Slowing sales of mobile devices in the wake of a government initiative have led to Indian manufacturers cutting both working hours and output.

Prime Minister Narendra Modi’s ‘demonetisation’ strategy to remove the high-value INR500 and INR1000 (<$15) notes from circulation has resulted in a sales drop of 50%, prompting several Indian manufacturers – along with Taiwan’s Foxconn – to wind down operations across their sites, leaving workers idle.

Reportedly, Foxconn – which is the largest electronics manufacturer in the world, which makes devices for Apple along with major Chinese firms such as Gionee, Oppo and Xiaomi – has given 8000 of its factory workers two weeks of paid leave as it halves its output.

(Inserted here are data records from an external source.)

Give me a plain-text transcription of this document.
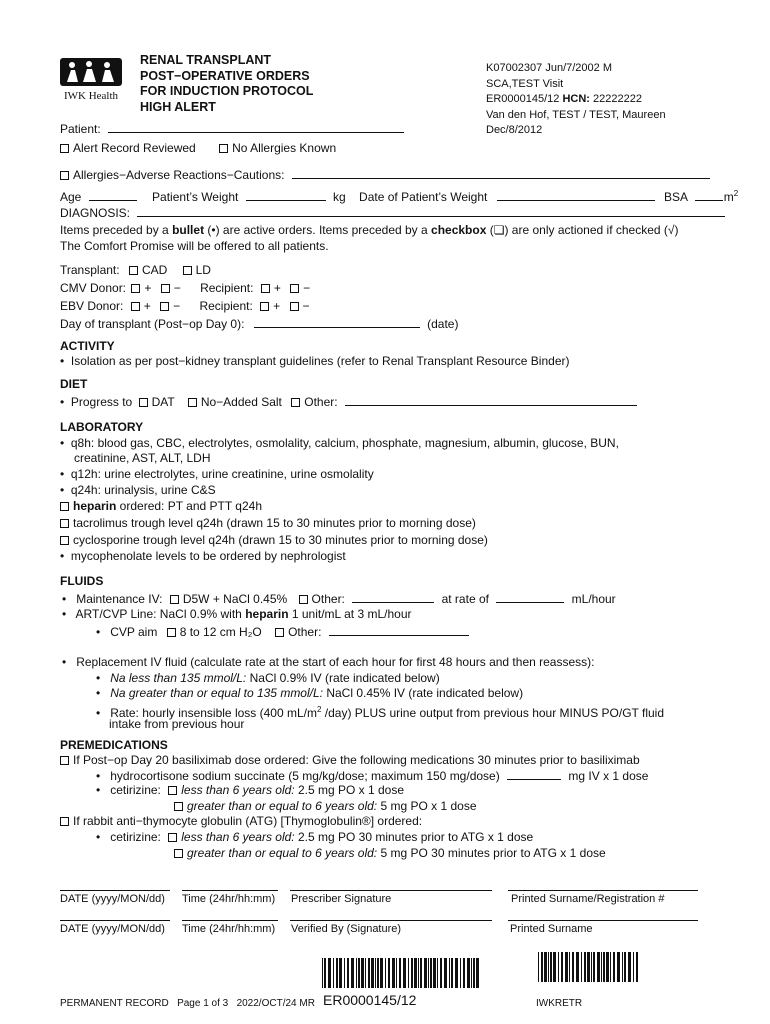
IWK Health
RENAL TRANSPLANT
POST−OPERATIVE ORDERS
FOR INDUCTION PROTOCOL
HIGH ALERT
K07002307 Jun/7/2002 M
SCA,TEST Visit
ER0000145/12 HCN: 22222222
Van den Hof, TEST / TEST, Maureen
Dec/8/2012
Patient:
Alert Record Reviewed	No Allergies Known
Allergies−Adverse Reactions−Cautions:
Age	Patient’s Weight	kg Date of Patient’s Weight	BSA	$m^2$
DIAGNOSIS:
Items preceded by a bullet (•) are active orders. Items preceded by a checkbox (❏) are only actioned if checked (√)
The Comfort Promise will be offered to all patients.
Transplant: CAD LD
CMV Donor: + − Recipient: + −
EBV Donor: + − Recipient: + −
Day of transplant (Post−op Day 0):	(date)
ACTIVITY
•  Isolation as per post−kidney transplant guidelines (refer to Renal Transplant Resource Binder)
DIET
•  Progress to DAT No−Added Salt Other:
LABORATORY
•  q8h: blood gas, CBC, electrolytes, osmolality, calcium, phosphate, magnesium, albumin, glucose, BUN,
creatinine, AST, ALT, LDH
•  q12h: urine electrolytes, urine creatinine, urine osmolality
•  q24h: urinalysis, urine C&S
heparin ordered: PT and PTT q24h
tacrolimus trough level q24h (drawn 15 to 30 minutes prior to morning dose)
cyclosporine trough level q24h (drawn 15 to 30 minutes prior to morning dose)
•  mycophenolate levels to be ordered by nephrologist
FLUIDS
•   Maintenance IV: D5W + NaCl 0.45% Other:	at rate of	mL/hour
•   ART/CVP Line: NaCl 0.9% with heparin 1 unit/mL at 3 mL/hour
•   CVP aim 8 to 12 cm H₂O Other:
•   Replacement IV fluid (calculate rate at the start of each hour for first 48 hours and then reassess):
•   Na less than 135 mmol/L: NaCl 0.9% IV (rate indicated below)
•   Na greater than or equal to 135 mmol/L: NaCl 0.45% IV (rate indicated below)
•   Rate: hourly insensible loss (400 $mL/m^2$ /day) PLUS urine output from previous hour MINUS PO/GT fluid
intake from previous hour
PREMEDICATIONS
If Post−op Day 20 basiliximab dose ordered: Give the following medications 30 minutes prior to basiliximab
•   hydrocortisone sodium succinate (5 mg/kg/dose; maximum 150 mg/dose)	mg IV x 1 dose
•   cetirizine: less than 6 years old: 2.5 mg PO x 1 dose
greater than or equal to 6 years old: 5 mg PO x 1 dose
If rabbit anti−thymocyte globulin (ATG) [Thymoglobulin®] ordered:
•   cetirizine: less than 6 years old: 2.5 mg PO 30 minutes prior to ATG x 1 dose
greater than or equal to 6 years old: 5 mg PO 30 minutes prior to ATG x 1 dose
DATE (yyyy/MON/dd) Time (24hr/hh:mm) Prescriber Signature	Printed Surname/Registration #
DATE (yyyy/MON/dd) Time (24hr/hh:mm) Verified By (Signature)	Printed Surname
PERMANENT RECORD Page 1 of 3 2022/OCT/24 MR ER0000145/12	IWKRETR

Indian manufacturers including Intex, Karbonn, Lava and Micromax are planning to cut between 10% and 40% of their work forces following the demonetisation initiative. Lava has shut down a plant which provides jobs to 5000 workers for at least a week, while Micromax has also reduced production at sites in Rudrapur and Telangana.

Modi’s demonetisation strategy was implemented on November 8th within a day as a measure to combat fraud. However, the initiative has attracted criticism for removing trillions of rupees from circulation, creating a cash shortage and instigating a slump in consumer demand – particularly in the mobile phone industry, as most devices are purchased with cash.

India’s smartphone user base is on course to reach half a billion by 2021, according to Counterpoint Research. Earlier this year it overtook the US to become the world’s second largest smartphone market by user numbers, and it is one of the fastest-growing smartphone markets globally.

Its manufacturing sector has been boosted by the government’s “Make in India” campaign, which has seen local production of mobile phones rise from 14% in 2014 to 67% this year. In just 18 months, 12 plants for the manufacture of mobile components and accessories have opened in India, along with 40 assembly facilities.